FDA OKs Subcutaneous Vedolizumab (Entyvio) for UC Maintenance Therapy 

Megan Brooks

September 28, 2023

The US Food and Drug Administration (FDA) has approved the subcutaneous (SC) administration of vedolizumab (Entyvio SC, Takeda) for maintenance therapy in adults with moderately to severely active ulcerative colitis (UC) following induction therapy with intravenous administration of vedolizumab.

The company expects vedolizumab SC to be available in the United States as a single-dose pre-filled pen (Entyvio Pen) by the end of October.

The FDA approved the IV formulation of the biologic in 2014 for patients with moderate to severe UC and Crohn's disease who have failed or cannot tolerate other therapies. 

The approval of vedolizumab SC was based on the results of the phase 3, randomized, double-blind, placebo-controlled VISIBLE 1 trial.  

The trial assessed the safety and efficacy of maintenance therapy with SC vedolizumab in adult patients with moderately to severely active UC who achieved clinical response at week 6 following two doses of vedolizumab IV.

At week 6, a total of 162 patients were randomly allocated (2:1) to vedolizumab or placebo by subcutaneous injection every 2 weeks.
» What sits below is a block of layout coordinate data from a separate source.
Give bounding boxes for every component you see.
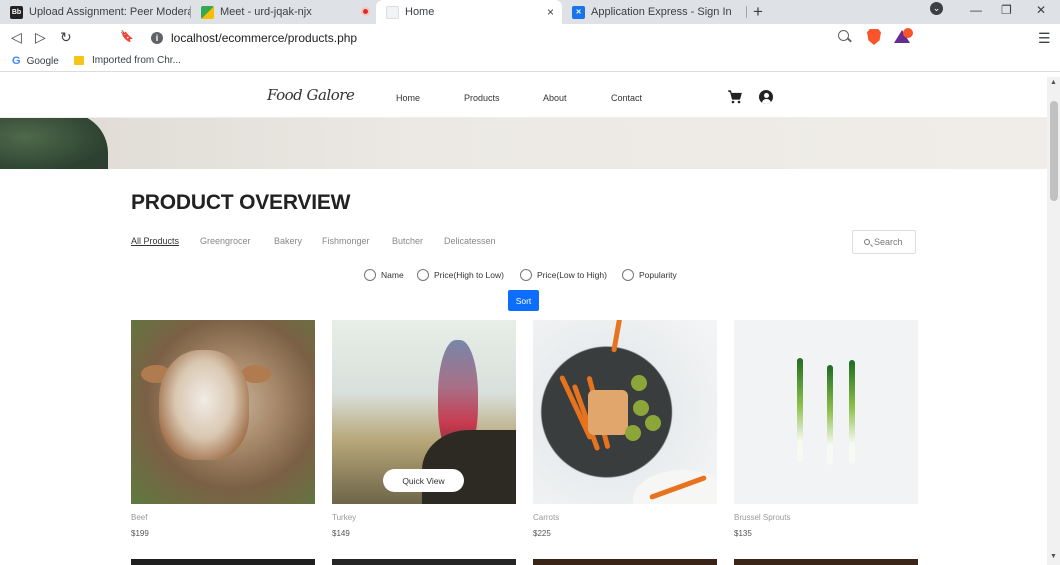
sort-price-low-high-radio[interactable] bbox=[520, 269, 532, 281]
user-account-icon[interactable] bbox=[759, 90, 773, 104]
scroll-down-icon[interactable]: ▼ bbox=[1050, 553, 1057, 560]
hero-banner bbox=[0, 118, 1047, 169]
product-name[interactable]: Brussel Sprouts bbox=[734, 513, 918, 522]
product-card-next-row[interactable] bbox=[131, 559, 315, 565]
image-detail bbox=[797, 358, 803, 462]
product-card[interactable]: Carrots $225 bbox=[533, 320, 717, 538]
banner-image bbox=[0, 118, 108, 169]
image-detail bbox=[159, 350, 249, 460]
product-image-beef[interactable] bbox=[131, 320, 315, 504]
tab-separator bbox=[746, 6, 747, 18]
product-card[interactable]: Brussel Sprouts $135 bbox=[734, 320, 918, 538]
reload-button[interactable]: ↻ bbox=[60, 29, 72, 46]
browser-menu-icon[interactable]: ☰ bbox=[1038, 30, 1051, 47]
bookmark-google[interactable]: G Google bbox=[12, 55, 59, 67]
tab-meet[interactable]: Meet - urd-jqak-njx bbox=[191, 0, 376, 24]
cart-icon[interactable] bbox=[728, 90, 742, 104]
product-image-carrots[interactable] bbox=[533, 320, 717, 504]
address-bar[interactable]: i localhost/ecommerce/products.php bbox=[145, 27, 915, 49]
minimize-button[interactable]: — bbox=[970, 3, 982, 17]
quick-view-button[interactable]: Quick View bbox=[383, 469, 464, 492]
scroll-up-icon[interactable]: ▲ bbox=[1050, 79, 1057, 86]
forward-button[interactable]: ▷ bbox=[35, 29, 46, 46]
nav-contact[interactable]: Contact bbox=[611, 93, 642, 103]
image-detail bbox=[625, 425, 641, 441]
filter-fishmonger[interactable]: Fishmonger bbox=[322, 236, 370, 246]
product-price: $225 bbox=[533, 529, 551, 538]
tab-application-express[interactable]: ✕ Application Express - Sign In bbox=[562, 0, 747, 24]
tab-upload-assignment[interactable]: Bb Upload Assignment: Peer Moderation bbox=[0, 0, 190, 24]
product-image-brussel-sprouts[interactable] bbox=[734, 320, 918, 504]
browser-tab-bar: Bb Upload Assignment: Peer Moderation Me… bbox=[0, 0, 1060, 24]
zoom-icon[interactable] bbox=[838, 30, 849, 41]
image-detail bbox=[588, 390, 628, 435]
sort-price-high-low-radio[interactable] bbox=[417, 269, 429, 281]
tab-home[interactable]: Home × bbox=[376, 0, 562, 24]
image-detail bbox=[631, 375, 647, 391]
site-info-icon[interactable]: i bbox=[151, 32, 163, 44]
google-icon: G bbox=[12, 55, 21, 67]
filter-greengrocer[interactable]: Greengrocer bbox=[200, 236, 251, 246]
nav-about[interactable]: About bbox=[543, 93, 567, 103]
sort-price-high-low-option[interactable]: Price(High to Low) bbox=[417, 269, 504, 281]
product-price: $135 bbox=[734, 529, 752, 538]
tab-search-icon[interactable]: ⌄ bbox=[930, 2, 943, 15]
product-image-turkey[interactable]: Quick View bbox=[332, 320, 516, 504]
filter-butcher[interactable]: Butcher bbox=[392, 236, 423, 246]
product-card-next-row[interactable] bbox=[332, 559, 516, 565]
sort-options: Name Price(High to Low) Price(Low to Hig… bbox=[0, 269, 1047, 283]
product-name[interactable]: Turkey bbox=[332, 513, 516, 522]
close-tab-icon[interactable]: × bbox=[547, 5, 554, 19]
sort-name-radio[interactable] bbox=[364, 269, 376, 281]
nav-home[interactable]: Home bbox=[396, 93, 420, 103]
product-card-next-row[interactable] bbox=[533, 559, 717, 565]
meet-icon bbox=[201, 5, 214, 19]
window-close-button[interactable]: ✕ bbox=[1036, 3, 1046, 17]
folder-icon bbox=[74, 56, 84, 65]
product-name[interactable]: Beef bbox=[131, 513, 315, 522]
sort-button[interactable]: Sort bbox=[508, 290, 539, 311]
page-viewport: Food Galore Home Products About Contact … bbox=[0, 77, 1047, 565]
sort-price-low-high-option[interactable]: Price(Low to High) bbox=[520, 269, 607, 281]
bookmarks-bar: G Google Imported from Chr... bbox=[0, 52, 1060, 72]
blackboard-icon: Bb bbox=[10, 5, 23, 19]
filter-all-products[interactable]: All Products bbox=[131, 236, 179, 246]
site-logo[interactable]: Food Galore bbox=[267, 86, 355, 104]
filter-bakery[interactable]: Bakery bbox=[274, 236, 302, 246]
product-card-next-row[interactable] bbox=[734, 559, 918, 565]
image-detail bbox=[422, 430, 516, 504]
sort-popularity-radio[interactable] bbox=[622, 269, 634, 281]
product-card[interactable]: Quick View Turkey $149 bbox=[332, 320, 516, 538]
image-detail bbox=[611, 320, 625, 353]
site-header: Food Galore Home Products About Contact bbox=[0, 77, 1047, 118]
rewards-badge bbox=[903, 28, 913, 38]
apex-icon: ✕ bbox=[572, 5, 585, 19]
product-price: $199 bbox=[131, 529, 149, 538]
search-icon bbox=[864, 239, 870, 245]
nav-products[interactable]: Products bbox=[464, 93, 500, 103]
url-text: localhost/ecommerce/products.php bbox=[171, 31, 358, 45]
sort-popularity-option[interactable]: Popularity bbox=[622, 269, 677, 281]
image-detail bbox=[849, 360, 855, 464]
scrollbar-thumb[interactable] bbox=[1050, 101, 1058, 201]
product-price: $149 bbox=[332, 529, 350, 538]
page-icon bbox=[386, 5, 399, 19]
page-title: PRODUCT OVERVIEW bbox=[131, 191, 351, 214]
product-card[interactable]: Beef $199 bbox=[131, 320, 315, 538]
bookmark-imported-folder[interactable]: Imported from Chr... bbox=[74, 55, 181, 66]
sort-name-option[interactable]: Name bbox=[364, 269, 404, 281]
product-name[interactable]: Carrots bbox=[533, 513, 717, 522]
image-detail bbox=[827, 365, 833, 465]
back-button[interactable]: ◁ bbox=[11, 29, 22, 46]
filter-delicatessen[interactable]: Delicatessen bbox=[444, 236, 496, 246]
image-detail bbox=[633, 400, 649, 416]
page-scrollbar[interactable]: ▲ ▼ bbox=[1047, 77, 1060, 565]
image-detail bbox=[645, 415, 661, 431]
new-tab-button[interactable]: + bbox=[753, 2, 763, 22]
bookmark-page-button[interactable]: 🔖 bbox=[120, 30, 134, 43]
restore-button[interactable]: ❐ bbox=[1001, 3, 1012, 17]
recording-indicator-icon bbox=[361, 7, 370, 16]
search-button[interactable]: Search bbox=[852, 230, 916, 254]
browser-toolbar: ◁ ▷ ↻ 🔖 i localhost/ecommerce/products.p… bbox=[0, 24, 1060, 52]
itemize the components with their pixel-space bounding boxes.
The primary endpoint was clinical remission at week 52, defined as a total Mayo score of 2 or less and no individual subscore greater than 1.
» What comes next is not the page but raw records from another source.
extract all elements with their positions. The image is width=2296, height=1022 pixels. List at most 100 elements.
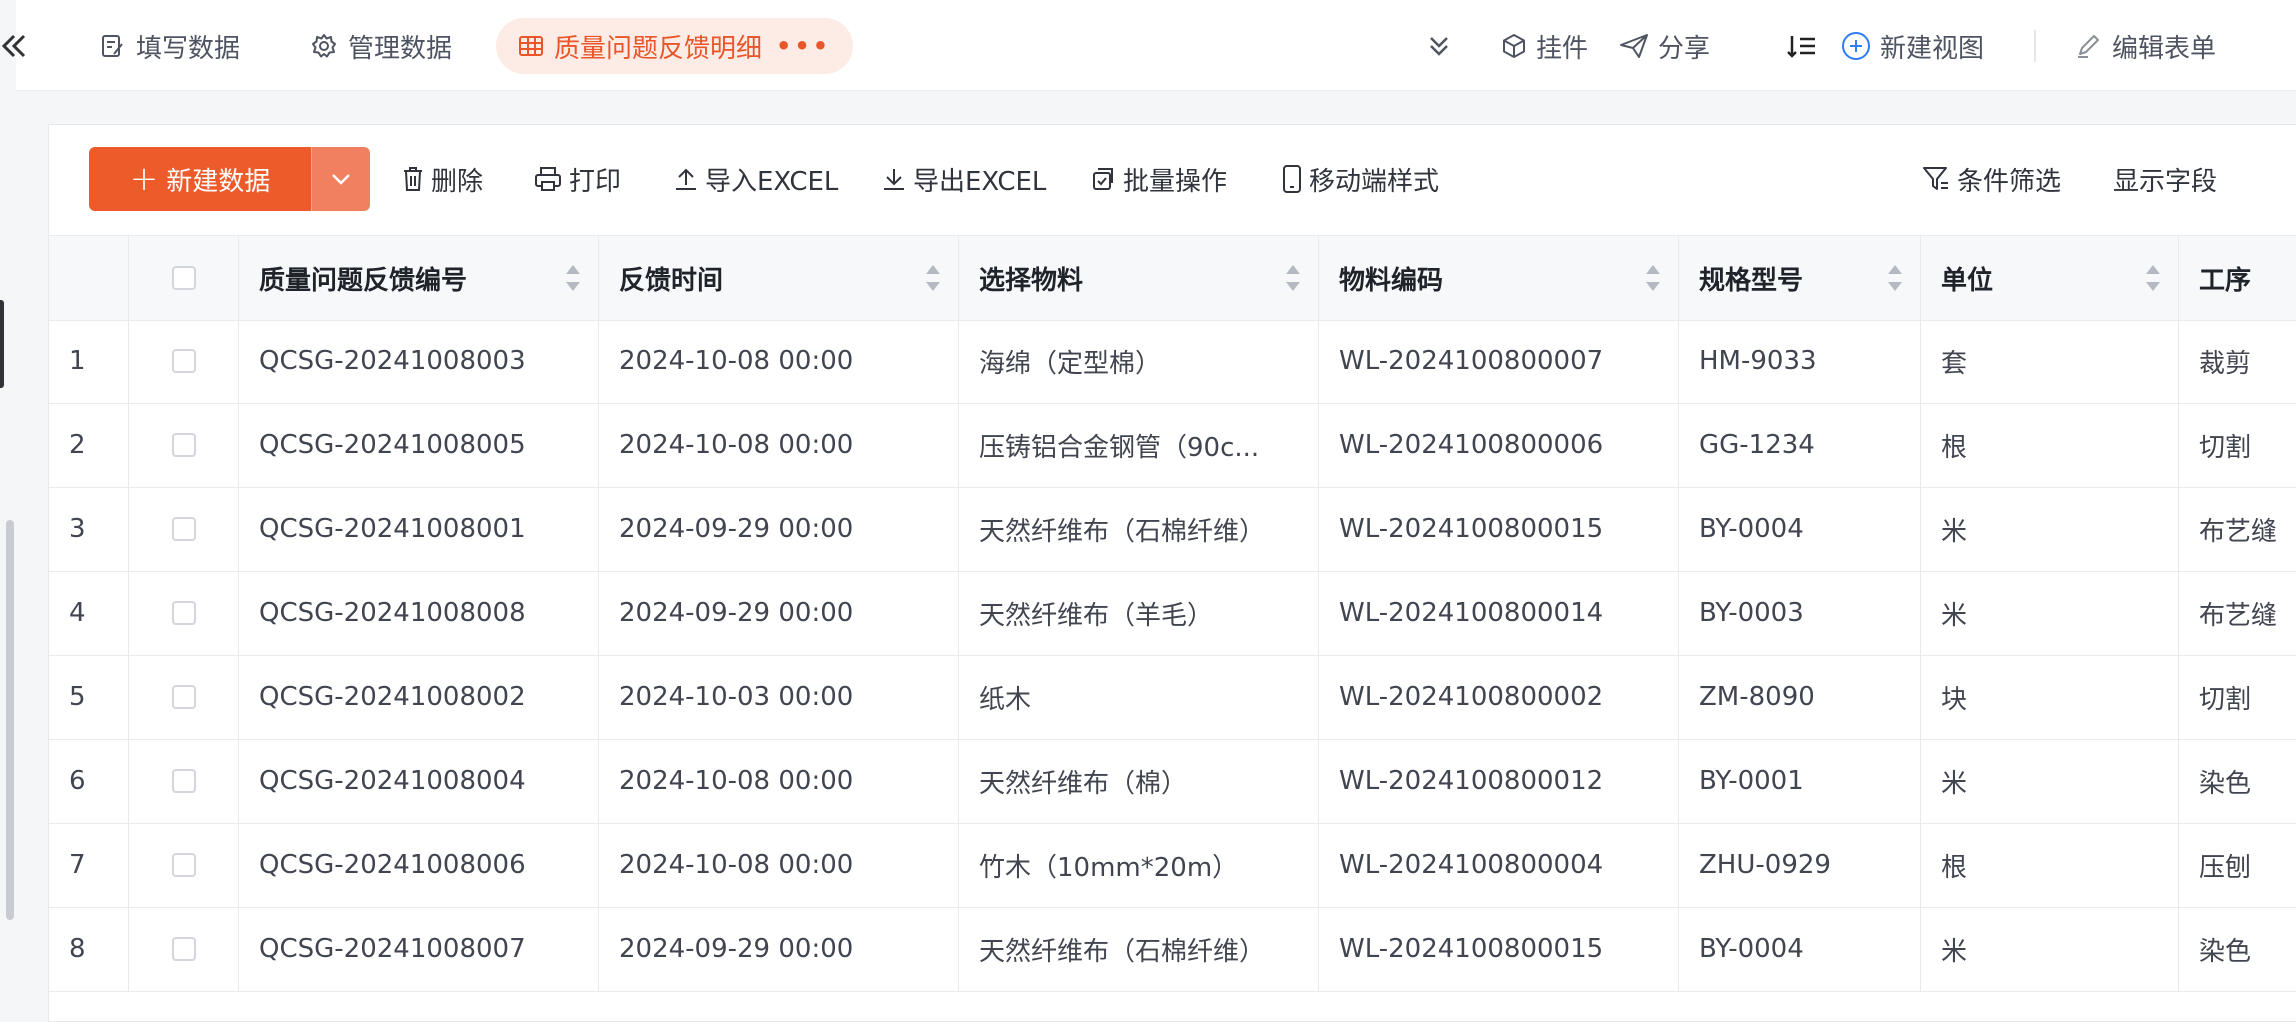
header-unit[interactable]: 单位 — [1921, 236, 2179, 320]
header-material[interactable]: 选择物料 — [959, 236, 1319, 320]
cell-material-code-text: WL-2024100800015 — [1339, 934, 1604, 964]
cell-feedback-code-text: QCSG-20241008007 — [259, 934, 526, 964]
edit-form-label: 编辑表单 — [2112, 33, 2217, 64]
cell-process: 切割 — [2179, 403, 2296, 487]
cell-unit: 块 — [1921, 655, 2179, 739]
more-options-icon[interactable]: ••• — [776, 32, 831, 60]
header-feedback-code[interactable]: 质量问题反馈编号 — [239, 236, 599, 320]
page-scrollbar[interactable] — [6, 520, 14, 920]
cell-unit: 套 — [1921, 319, 2179, 403]
new-data-button[interactable]: + 新建数据 — [89, 147, 311, 211]
widget-button[interactable]: 挂件 — [1500, 18, 1588, 74]
table-row[interactable]: 6 QCSG-20241008004 2024-10-08 00:00 天然纤维布（棉… — [49, 739, 2296, 824]
sort-icon[interactable] — [1888, 265, 1902, 291]
export-excel-button[interactable]: 导出EXCEL — [881, 147, 1046, 211]
row-checkbox[interactable] — [171, 433, 196, 457]
print-button[interactable]: 打印 — [533, 147, 621, 211]
import-excel-button[interactable]: 导入EXCEL — [673, 147, 838, 211]
table-row[interactable]: 3 QCSG-20241008001 2024-09-29 00:00 天然纤维布（石… — [49, 487, 2296, 572]
batch-operation-button[interactable]: 批量操作 — [1091, 147, 1227, 211]
tab-fill-data[interactable]: 填写数据 — [100, 18, 240, 74]
show-fields-button[interactable]: 显示字段 — [2113, 147, 2217, 211]
cell-unit-text: 根 — [1941, 432, 1968, 463]
table-row[interactable]: 8 QCSG-20241008007 2024-09-29 00:00 天然纤维布（石… — [49, 907, 2296, 992]
row-checkbox-cell[interactable] — [129, 319, 239, 403]
row-checkbox[interactable] — [171, 349, 196, 373]
sort-icon[interactable] — [2146, 265, 2160, 291]
delete-button[interactable]: 删除 — [401, 147, 483, 211]
condition-filter-label: 条件筛选 — [1957, 166, 2062, 197]
plus-icon: + — [129, 159, 159, 199]
cell-spec: ZHU-0929 — [1679, 823, 1921, 907]
row-checkbox-cell[interactable] — [129, 403, 239, 487]
sort-icon[interactable] — [1646, 265, 1660, 291]
table-row[interactable]: 2 QCSG-20241008005 2024-10-08 00:00 压铸铝合金钢管… — [49, 403, 2296, 488]
row-checkbox-cell[interactable] — [129, 487, 239, 571]
table-row[interactable]: 1 QCSG-20241008003 2024-10-08 00:00 海绵（定型棉）… — [49, 319, 2296, 404]
new-data-dropdown[interactable] — [311, 147, 370, 211]
row-index-text: 3 — [69, 514, 86, 544]
row-checkbox-cell[interactable] — [129, 655, 239, 739]
mobile-phone-icon — [1283, 165, 1301, 193]
row-checkbox[interactable] — [171, 601, 196, 625]
row-index-text: 6 — [69, 766, 86, 796]
table-row[interactable]: 7 QCSG-20241008006 2024-10-08 00:00 竹木（10mm… — [49, 823, 2296, 908]
header-feedback-time-label: 反馈时间 — [619, 265, 724, 296]
edit-form-button[interactable]: 编辑表单 — [2074, 18, 2216, 74]
cell-material-text: 纸木 — [979, 684, 1032, 715]
header-feedback-time[interactable]: 反馈时间 — [599, 236, 959, 320]
share-button[interactable]: 分享 — [1618, 18, 1710, 74]
row-checkbox-cell[interactable] — [129, 823, 239, 907]
row-checkbox-cell[interactable] — [129, 907, 239, 991]
cell-spec-text: ZM-8090 — [1699, 682, 1815, 712]
row-checkbox[interactable] — [171, 853, 196, 877]
sort-icon[interactable] — [1786, 18, 1826, 74]
cell-material-code-text: WL-2024100800006 — [1339, 430, 1604, 460]
select-all-checkbox-cell[interactable] — [129, 236, 239, 320]
cell-unit: 米 — [1921, 907, 2179, 991]
cell-material-text: 海绵（定型棉） — [979, 348, 1162, 379]
chevron-down-icon — [332, 174, 350, 185]
cell-feedback-code: QCSG-20241008002 — [239, 655, 599, 739]
header-spec[interactable]: 规格型号 — [1679, 236, 1921, 320]
header-material-code[interactable]: 物料编码 — [1319, 236, 1679, 320]
cell-unit-text: 米 — [1941, 936, 1968, 967]
printer-icon — [535, 167, 561, 191]
tab-quality-feedback[interactable]: 质量问题反馈明细 ••• — [496, 18, 854, 74]
table-row[interactable]: 4 QCSG-20241008008 2024-09-29 00:00 天然纤维布（羊… — [49, 571, 2296, 656]
cell-spec: BY-0003 — [1679, 571, 1921, 655]
header-process[interactable]: 工序 — [2179, 236, 2296, 320]
table-toolbar: + 新建数据 删除 打印 导入EXCEL 导出EXCEL 批量操作 移动端样式 … — [49, 125, 2296, 235]
new-view-button[interactable]: 新建视图 — [1840, 18, 1984, 74]
row-checkbox-cell[interactable] — [129, 739, 239, 823]
row-checkbox-cell[interactable] — [129, 571, 239, 655]
sidebar-drag-handle[interactable] — [0, 300, 4, 388]
sort-icon[interactable] — [1286, 265, 1300, 291]
cell-spec-text: ZHU-0929 — [1699, 850, 1831, 880]
mobile-style-button[interactable]: 移动端样式 — [1281, 147, 1439, 211]
send-icon — [1620, 34, 1648, 58]
cell-material: 海绵（定型棉） — [959, 319, 1319, 403]
row-index: 2 — [49, 403, 129, 487]
form-edit-icon — [102, 35, 123, 57]
expand-tabs-icon[interactable] — [1424, 18, 1462, 74]
cell-material: 天然纤维布（棉） — [959, 739, 1319, 823]
table-row[interactable]: 5 QCSG-20241008002 2024-10-03 00:00 纸木 WL-20… — [49, 655, 2296, 740]
row-checkbox[interactable] — [171, 769, 196, 793]
cell-material-code-text: WL-2024100800015 — [1339, 514, 1604, 544]
condition-filter-button[interactable]: 条件筛选 — [1921, 147, 2061, 211]
row-checkbox[interactable] — [171, 937, 196, 961]
collapse-sidebar-icon[interactable] — [0, 26, 26, 66]
sort-icon[interactable] — [566, 265, 580, 291]
cell-process: 染色 — [2179, 739, 2296, 823]
batch-operation-label: 批量操作 — [1123, 166, 1228, 197]
select-all-checkbox[interactable] — [171, 266, 196, 290]
row-checkbox[interactable] — [171, 685, 196, 709]
cell-spec-text: BY-0003 — [1699, 598, 1804, 628]
tab-manage-data[interactable]: 管理数据 — [310, 18, 452, 74]
cell-material-code-text: WL-2024100800002 — [1339, 682, 1604, 712]
cell-material-text: 天然纤维布（羊毛） — [979, 600, 1214, 631]
pen-icon — [2078, 35, 2099, 58]
row-checkbox[interactable] — [171, 517, 196, 541]
sort-icon[interactable] — [926, 265, 940, 291]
At week 52, nearly half (46%) of patients who received vedolizumab SC maintenance therapy achieved clinical remission compared with 14% of those who received placebo SC (P < .001).

The safety profile of vedolizumab SC was "generally consistent" with that of vedolizumab IV, with the addition of injection site reactions, Takeda said in a news release.

The most common adverse reactions with vedolizumab IV are nasopharyngitis, headache, arthralgia, nausea, pyrexia (fever), upper respiratory tract infection, fatigue, cough, bronchitis, influenza, back pain, rash, pruritus, sinusitis, oropharyngeal pain, and pain in the extremities.

Vedolizumab SC "can provide physicians with an additional administration option for achieving remission in their moderate to severe ulcerative colitis patients," Bruce Sands, MD, chief of gastroenterology at the Icahn School of Medicine at Mount Sinai in New York City, said in the news release.

"I appreciate now having a subcutaneous administration option that provides a clinical profile consistent with Entyvio IV while also giving me and my appropriate UC patients a choice of how they receive their maintenance therapy," Sands added.

The FDA is currently reviewing Takeda's biologics license application for SC administration of vedolizumab in the treatment of adults with moderately to severely active Crohn's disease.

Sands is a paid consultant of Takeda Pharmaceuticals U.S.A., Inc. He has not been compensated for media work.